The therapeutic use of flavours
In traditions like Chinese medicine and Ayurveda it has long been known that the flavour of a food provides valuable insights into the actions and medicinal properties of that food. For example the bitter flavour of dandelion leaves reduces both heat and damp conditions – think infections and inflammation. Keep in mind that the flavour describes the therapeutic property of the food rather than the taste you experience on your tongue.
The five basic tastes in Traditional Chinese Medicine are sweet, salty, sour, pungent, and bitter. Ayurveda adds a sixth taste to this list: astringent.
The Western diet provides an abundance of the first two tastes. Currently, bitter tastes are usually only encountered in beer, coffee, tea, and chocolate. But we can introduce the other flavours to our meals – in fact, doing so can elevate the entire experience of eating.
As a child my mum (who is Chinese) served us vegetables like bitter melon (which is nothing but bitter!) sautéed in garlic, salt and sesame oil, a dish I still love to this day.
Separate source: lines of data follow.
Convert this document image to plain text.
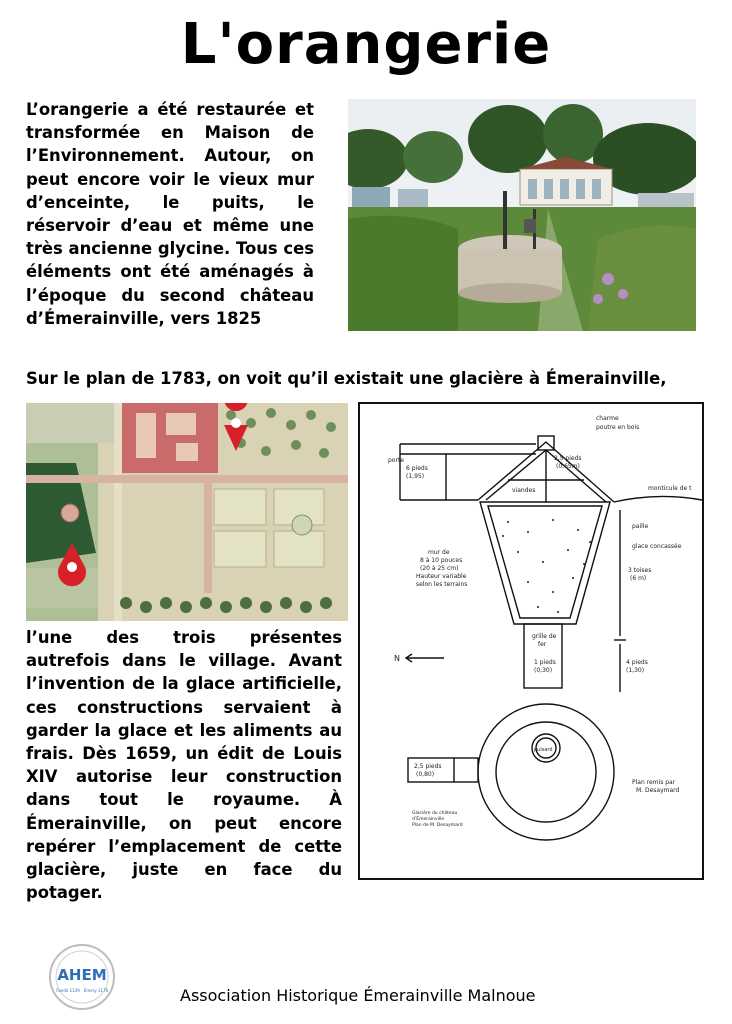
L'orangerie
L’orangerie a été restaurée et transformée en Maison de l’Environnement. Autour, on peut encore voir le vieux mur d’enceinte, le puits, le réservoir d’eau et même une très ancienne glycine. Tous ces éléments ont été aménagés à l’époque du second château d’Émerainville, vers 1825
Sur le plan de 1783, on voit qu’il existait une glacière à Émerainville,
l’une des trois présentes autrefois dans le village. Avant l’invention de la glace artificielle, ces constructions servaient à garder la glace et les aliments au frais. Dès 1659, un édit de Louis XIV autorise leur construction dans tout le royaume. À Émerainville, on peut encore repérer l’emplacement de cette glacière, juste en face du potager.
charme
poutre en bois
2,5 pieds
(0,65m)
viandes
6 pieds
(1,95)
porte
monticule de t
paille
glace concassée
mur de
8 à 10 pouces
(20 à 25 cm)
Hauteur variable
selon les terrains
3 toises
(6 m)
grille de
fer
1 pieds
(0,30)
4 pieds
(1,30)
N
2,5 pieds
(0,80)
puisard
Plan remis par
M. Desaymard
Glacière du château
d’Émerainville
Plan de M. Desaymard
AHEM
Fondé 1129 Émery 1176	Association Historique Émerainville Malnoue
This was an accompaniment to the sweetness of jasmine rice and the sweet saltiness of steamed chicken. Sliced chilli, pungent spring onions, cabbage and other side dishes rounded out the flavour profile of the meal.
In both Chinese medicine and Ayurveda, the hallmark of a balanced meal is the inclusion of all of the flavours, whereas western nutrition tends to refer to the balance of macronutrients (carbohydrates, fat and protein).
From a nutritional science perspective sweet and salty foods provide carbohydrate, fat, protein and water, whereas the bitter, sour, pungent and astringent foods are high in vitamins, minerals and antioxidants. We need all of the flavours for optimal health and enjoyment of food.
Overview of the Five Flavours
It’s an art and a form of self-love to cook ourselves food that involves all the five flavours and to eat with awareness, allowing ourselves to enjoy and have fun with our food.
If you're interested in learning more about how to safely identify, forage and use wild growing greens (including our bitter friends), join me on my next Herb Walk - these are a fun and enlightening way to forge stronger relationships with the green allies growing around us that we can call upon as food and medicine. And many wild greens are bitter, sour and pungent!
Now excuse me while I duck out to pick some greens from under the trampoline.
Happy foraging!
Casey
* Please note: If foraging for wild edible plants always be sure you have correctly identified them before eating them.